GDPR Compliance – The Changes You Need To Know
26 March 2018
The GDPR is an important set of EU regulations that come into force on the 25th of May 2018, and businesses of all sizes need to be aware of the changes that are taking place. Failure to implement the new rules could see large fines and prosecutions – ignorance will not be an adequate defence!
The aim of the GDPR is to improve the data protection rights of all EU citizens, and in this article, we outline some of the key changes that are happening, plus the advantages and disadvantages of the GDPR.
The Key GDPR Compliance Changes
Increased Territorial Scope
Any company that processes the personal information of people residing in the EU is required to follow the new regulations, regardless of the company’s actual physical location. This means that an American company using European customers data is also bound to abide by the GDPR. Non-EU businesses processing the data of EU citizens must appoint a representative in the EU.
Failure To Comply
Both controllers and processors of personal data will be liable for heavy fines under the new regulations. An organisation that breaches the rules can be fined up to 4% of their annual turnover (this is likely to occur for serious breaches such as not having customer consent to hold their data.) Smaller fines will cover things like failing to notify authorities and customers within 72 hours of data breaches, and companies not having their data protection records in order.
Personal Consent & Access
Consent must be clear and distinguishable from other matters and provided in an easily accessible form, using clear and plain language. It must be as easy to withdraw consent as it is to give it. Citizens can request details of their personal information from an organisation,and the organisation must provide an electronic copy of this data without charge.
Any person can request that their personal data be erased from an organisation’s systems.
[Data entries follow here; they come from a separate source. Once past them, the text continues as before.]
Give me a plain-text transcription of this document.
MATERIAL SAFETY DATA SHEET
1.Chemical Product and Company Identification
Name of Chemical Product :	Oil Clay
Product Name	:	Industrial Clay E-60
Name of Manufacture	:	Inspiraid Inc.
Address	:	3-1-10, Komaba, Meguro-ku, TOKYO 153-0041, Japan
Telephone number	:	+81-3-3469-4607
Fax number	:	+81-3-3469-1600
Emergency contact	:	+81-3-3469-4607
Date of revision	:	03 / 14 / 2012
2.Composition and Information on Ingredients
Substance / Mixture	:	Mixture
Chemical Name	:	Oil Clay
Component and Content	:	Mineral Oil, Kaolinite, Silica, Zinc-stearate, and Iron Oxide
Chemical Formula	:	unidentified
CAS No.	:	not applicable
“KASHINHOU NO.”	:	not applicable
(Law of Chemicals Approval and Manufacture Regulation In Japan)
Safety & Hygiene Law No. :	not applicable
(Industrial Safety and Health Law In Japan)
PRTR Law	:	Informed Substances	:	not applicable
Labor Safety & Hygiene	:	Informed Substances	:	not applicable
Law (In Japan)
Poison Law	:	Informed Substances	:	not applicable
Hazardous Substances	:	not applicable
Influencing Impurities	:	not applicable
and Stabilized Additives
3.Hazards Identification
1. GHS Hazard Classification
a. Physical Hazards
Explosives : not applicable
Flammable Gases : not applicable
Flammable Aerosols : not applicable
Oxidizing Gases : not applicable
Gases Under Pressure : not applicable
A data controller must adhere to this request unless they believe that there is sufficient ”public interest in the data” to keep the information. Any data that is no longer relevant should be deleted by businesses that hold the information.
Privacy By Design
Privacy by design is a key part of a legal requirement with the GDPR. It means that the issue of data protection should be included as an essential factor when designing any new business systems or processes. Data should only be held when absolutely necessary and Data Protection Officers should be responsible for the management of this data. DPO’s must have sufficient experience in the handling of data, and they should have the knowledge and/or qualifications needed for the role. It is the responsibility of this person to ensure accurate records are kept relating to data protection.
The Advantages & Disadvantages Of The GDPR
Although complying with the new regulations will involve a lot of time and investment from businesses, the reality is that data protection has needed an overhaul for some time. Cybercrime happens on a daily basis and there have been several high-profile data breaches affecting millions of people in recent years. This affects a company’s brand and reputation, while also leaving them liable for huge compensation claims.
Put simply, businesses cannot afford to ignore data security any longer, and the GDPR will help companies to better manage this responsibility.
However, the GDPR will undoubtedly cause an increase in costs and administration tasks – consent forms will be required for every case of data processing. This could also mean that the user experience of websites will be hampered (web consent pop-ups must be implemented).
In addition, the regulations will ensure that Data Protection Officers become an integral role and an additional budgetary cost for all organisations.